With the rapid development of artificial intelligence technology, large language models (LLM) are increasingly used in various fields, and academic peer review is gradually trying to introduce LLM to assist review. However, a latest study by Shanghai Jiao Tong University has sounded the alarm, pointing out that there are serious risks in the application of LLM in academic review. Its reliability is far lower than expected, and it may even be maliciously manipulated.
Academic peer review is a cornerstone of scientific progress, but as the number of submissions surges, the system is under intense pressure. In order to alleviate this problem, people began to try to use large language models (LLM) to assist in review.
However, a new study reveals serious risks in LLM review, suggesting that we may not be ready for widespread adoption of LLM review.
A research team from Shanghai Jiao Tong University found through experiments that authors can influence the review results of LLM by embedding subtle manipulative content in papers. This manipulation can be explicit, such as adding imperceptible small white text at the end of the paper, instructing LLM to emphasize the strengths of the paper and downplay the weaknesses.

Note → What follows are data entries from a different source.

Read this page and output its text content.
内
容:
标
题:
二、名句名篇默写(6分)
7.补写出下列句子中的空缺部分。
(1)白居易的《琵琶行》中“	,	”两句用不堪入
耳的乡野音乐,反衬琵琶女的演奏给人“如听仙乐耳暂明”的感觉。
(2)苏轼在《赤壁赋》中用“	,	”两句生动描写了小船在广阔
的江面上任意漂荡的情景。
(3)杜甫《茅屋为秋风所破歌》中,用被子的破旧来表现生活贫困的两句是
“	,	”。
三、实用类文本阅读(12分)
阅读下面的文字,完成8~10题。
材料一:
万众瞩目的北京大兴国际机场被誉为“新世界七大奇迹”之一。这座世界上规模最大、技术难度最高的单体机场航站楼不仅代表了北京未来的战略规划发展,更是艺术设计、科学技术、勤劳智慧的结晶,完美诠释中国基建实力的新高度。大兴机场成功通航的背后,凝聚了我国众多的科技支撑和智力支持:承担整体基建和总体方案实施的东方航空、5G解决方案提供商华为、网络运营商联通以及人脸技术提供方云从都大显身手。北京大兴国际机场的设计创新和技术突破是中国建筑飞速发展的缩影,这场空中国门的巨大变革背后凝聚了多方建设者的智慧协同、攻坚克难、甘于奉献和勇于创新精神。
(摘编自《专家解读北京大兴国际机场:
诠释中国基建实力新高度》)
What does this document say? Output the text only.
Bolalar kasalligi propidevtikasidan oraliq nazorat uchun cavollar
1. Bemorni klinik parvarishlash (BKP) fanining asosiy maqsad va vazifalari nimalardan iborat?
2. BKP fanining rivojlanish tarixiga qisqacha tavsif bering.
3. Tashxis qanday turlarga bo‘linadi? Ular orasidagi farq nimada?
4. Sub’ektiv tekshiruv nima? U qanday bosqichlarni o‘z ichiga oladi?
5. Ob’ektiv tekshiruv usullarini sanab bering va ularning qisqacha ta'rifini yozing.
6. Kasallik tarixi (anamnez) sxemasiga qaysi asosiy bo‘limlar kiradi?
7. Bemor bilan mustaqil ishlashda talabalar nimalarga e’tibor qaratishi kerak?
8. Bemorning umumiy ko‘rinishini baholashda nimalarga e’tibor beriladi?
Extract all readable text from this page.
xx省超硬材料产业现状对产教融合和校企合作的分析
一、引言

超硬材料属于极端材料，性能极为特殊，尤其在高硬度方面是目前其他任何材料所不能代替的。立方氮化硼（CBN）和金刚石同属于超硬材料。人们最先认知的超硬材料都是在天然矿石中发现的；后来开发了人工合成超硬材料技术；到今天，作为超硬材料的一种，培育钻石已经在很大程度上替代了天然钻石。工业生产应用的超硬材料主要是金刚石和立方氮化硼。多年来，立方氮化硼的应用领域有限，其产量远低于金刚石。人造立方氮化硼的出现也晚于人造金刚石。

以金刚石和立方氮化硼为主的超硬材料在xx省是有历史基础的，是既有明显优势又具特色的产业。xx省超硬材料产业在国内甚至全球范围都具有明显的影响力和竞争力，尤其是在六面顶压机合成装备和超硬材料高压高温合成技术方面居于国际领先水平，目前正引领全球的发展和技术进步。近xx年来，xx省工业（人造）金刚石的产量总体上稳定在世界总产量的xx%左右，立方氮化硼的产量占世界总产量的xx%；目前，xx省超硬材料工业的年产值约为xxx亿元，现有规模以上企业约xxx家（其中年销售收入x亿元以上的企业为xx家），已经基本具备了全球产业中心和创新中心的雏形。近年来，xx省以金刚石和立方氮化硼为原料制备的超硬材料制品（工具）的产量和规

Experiments show that this explicit manipulation can significantly improve the ratings given by LLM, and even all papers can receive positive reviews, with the average rating increasing from 5.34 to 7.99. What is even more worrying is that the match between the manipulated LLM review results and the human review results has dropped significantly, indicating that its reliability is greatly compromised.
In addition, research has also discovered a more subtle form of manipulation: implicit manipulation. Authors can proactively disclose minor flaws in their papers to guide LLM to repeat them during review.
LLMs were more susceptible to influence in this manner than human reviewers, being 4.5 times more likely to repeat an author's stated limitations. This practice allows authors to gain an unfair advantage by making it easier to respond to review comments during the defense phase.
The research also revealed inherent flaws in LLM reviews:
Illusion problem: LLM generates smooth review comments even in the absence of content. For example, when the input is a blank paper, LLM will still claim that "this paper proposes a novel method." Even if only the paper title is provided, the LLM is likely to give a score similar to that of the full paper.
Preference for longer papers: The LLM review system tends to give higher scores to longer papers, suggesting a possible bias based on paper length.
Author bias: In single-blind review, if the author comes from a well-known institution or is a well-known scholar, the LLM review system is more inclined to give a positive evaluation, which may exacerbate unfairness in the review process.
To further verify these risks, the researchers conducted experiments using different LLMs, including Llama-3.1-70B-Instruct, DeepSeek-V2.5 and Qwen-2.5-72B-Instruct. Experimental results show that these LLMs are at risk of being implicitly manipulated and face similar hallucination problems. The researchers found that LLM's performance was positively correlated with its consistency across human reviews, but the strongest model, GPT-4o, was not entirely immune to these issues.
The researchers conducted a large number of experiments using public review data from ICLR2024. The results show that explicit manipulation can make LLM's review opinions almost completely controlled by the manipulated content, with a consistency of up to 90%, and result in all papers receiving positive feedback. In addition, manipulating 5% of review comments may cause 12% of papers to lose their position in the top 30% of rankings.
The researchers stress that LLM is currently not robust enough to replace human reviewers in academic review. They recommended that the use of LLMs for peer review should be suspended until these risks are more fully understood and effective safeguards established. At the same time, journals and conference organizers should introduce detection tools and accountability measures to identify and address malicious manipulation by authors and cases where reviewers use LLM to replace human judgment.
The researchers believe that LLM can be used as an auxiliary tool to provide reviewers with additional feedback and insights, but it can never replace human judgment. They call on the academic community to continue to explore ways to make the LLM-assisted review system more robust and secure, thereby maximizing the potential of LLM while guarding against risks.
Paper address: https://arxiv.org/pdf/2412.01708
All in all, this study poses serious challenges to the application of LLM in academic peer review, reminding us that we need to treat the application of LLM with caution to avoid its abuse and ensure the fairness and impartiality of academic review. In the future, more research is needed to improve the robustness and security of LLM so that it can better play its auxiliary role.